Note: You are not required to define rules, and it's common for configured recommenders to dispense with rules entirely. If you specify no rules whatsoever, all of the product IDs in the list are sent to the storefront in the exact order in which the strategy (or strategies) returned them.

Rule Actions

There are four rule actions:

When you configure rules, be careful not to create conflicting rules. For example, don’t try to simultaneously show and hide the same product, and don’t try to promote and demote the same product.

Anchors for Product to product recommender types

Rules for Product to product recommender types are similar to the rules for other recommender types―specifically, each rule contains an action, a field, and one or more field values, as described above.

However, a rule for the Product to product recommender type also specifies an anchor field and an anchor field value. The system uses the anchor field and the anchor field value to conditionally apply the remainder of the rule (that is, the portion of the rule that is the same as the rules defined for other recommender types).

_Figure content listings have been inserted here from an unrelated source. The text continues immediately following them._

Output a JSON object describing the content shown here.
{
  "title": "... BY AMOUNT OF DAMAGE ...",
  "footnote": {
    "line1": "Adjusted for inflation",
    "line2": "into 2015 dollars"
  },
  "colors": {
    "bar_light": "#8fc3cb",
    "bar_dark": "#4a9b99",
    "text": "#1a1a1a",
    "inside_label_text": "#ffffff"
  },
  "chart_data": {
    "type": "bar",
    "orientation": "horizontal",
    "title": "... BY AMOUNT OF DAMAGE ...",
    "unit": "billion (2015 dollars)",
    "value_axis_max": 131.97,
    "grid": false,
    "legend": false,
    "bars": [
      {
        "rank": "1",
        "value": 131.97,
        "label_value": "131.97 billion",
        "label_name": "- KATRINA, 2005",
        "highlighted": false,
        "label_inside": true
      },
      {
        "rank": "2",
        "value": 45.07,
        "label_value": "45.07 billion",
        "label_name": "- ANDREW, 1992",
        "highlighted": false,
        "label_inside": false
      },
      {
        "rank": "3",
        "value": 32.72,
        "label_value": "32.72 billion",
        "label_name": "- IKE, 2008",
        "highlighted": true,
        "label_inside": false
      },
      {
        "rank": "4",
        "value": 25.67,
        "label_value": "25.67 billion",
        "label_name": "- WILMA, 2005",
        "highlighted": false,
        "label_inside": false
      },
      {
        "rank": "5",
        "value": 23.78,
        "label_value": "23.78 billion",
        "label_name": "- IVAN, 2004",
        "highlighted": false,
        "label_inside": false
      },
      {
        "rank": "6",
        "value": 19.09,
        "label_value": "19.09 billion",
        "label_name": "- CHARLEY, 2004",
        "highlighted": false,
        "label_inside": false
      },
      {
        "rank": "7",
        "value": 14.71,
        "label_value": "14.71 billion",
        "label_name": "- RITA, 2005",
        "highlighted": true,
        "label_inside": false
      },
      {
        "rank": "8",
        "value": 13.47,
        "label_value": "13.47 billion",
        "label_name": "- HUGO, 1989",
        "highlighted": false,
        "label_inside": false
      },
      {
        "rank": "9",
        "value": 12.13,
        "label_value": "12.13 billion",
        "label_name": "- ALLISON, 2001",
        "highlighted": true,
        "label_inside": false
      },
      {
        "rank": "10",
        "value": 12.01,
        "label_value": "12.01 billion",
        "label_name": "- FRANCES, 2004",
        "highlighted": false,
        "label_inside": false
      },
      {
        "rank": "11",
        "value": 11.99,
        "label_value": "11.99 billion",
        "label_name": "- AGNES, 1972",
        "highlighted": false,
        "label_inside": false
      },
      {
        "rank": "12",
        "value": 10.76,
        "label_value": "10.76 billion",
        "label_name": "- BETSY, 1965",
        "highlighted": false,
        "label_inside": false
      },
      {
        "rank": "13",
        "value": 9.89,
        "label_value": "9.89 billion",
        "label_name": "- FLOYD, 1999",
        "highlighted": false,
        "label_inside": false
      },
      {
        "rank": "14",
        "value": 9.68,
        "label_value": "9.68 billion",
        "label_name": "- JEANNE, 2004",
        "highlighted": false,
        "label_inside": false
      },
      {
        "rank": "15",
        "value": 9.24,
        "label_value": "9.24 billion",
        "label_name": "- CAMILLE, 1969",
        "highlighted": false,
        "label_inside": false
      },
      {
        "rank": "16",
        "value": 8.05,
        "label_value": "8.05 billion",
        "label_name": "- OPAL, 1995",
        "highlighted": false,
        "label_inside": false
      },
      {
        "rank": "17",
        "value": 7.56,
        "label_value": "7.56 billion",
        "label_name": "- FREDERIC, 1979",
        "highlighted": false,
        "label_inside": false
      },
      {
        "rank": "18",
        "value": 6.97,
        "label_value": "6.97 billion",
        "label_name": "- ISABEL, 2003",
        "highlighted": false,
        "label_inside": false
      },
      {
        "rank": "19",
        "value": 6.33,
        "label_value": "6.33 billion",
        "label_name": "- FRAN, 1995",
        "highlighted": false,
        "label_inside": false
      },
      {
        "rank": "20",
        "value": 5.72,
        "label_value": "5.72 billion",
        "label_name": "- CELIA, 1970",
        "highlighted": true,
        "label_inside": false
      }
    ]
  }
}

If the storefront customer is viewing a product, and the product contains a field that matches the anchor field and its anchor field value, then the remainder of the rule is evaluated, and the action is applied for matching items (just as rules are applied for all other recommender types).

However, if the storefront customer is viewing a product that doesn't match any configured anchor field and anchor field value, the remainder of the rule is ignored, and no action is applied.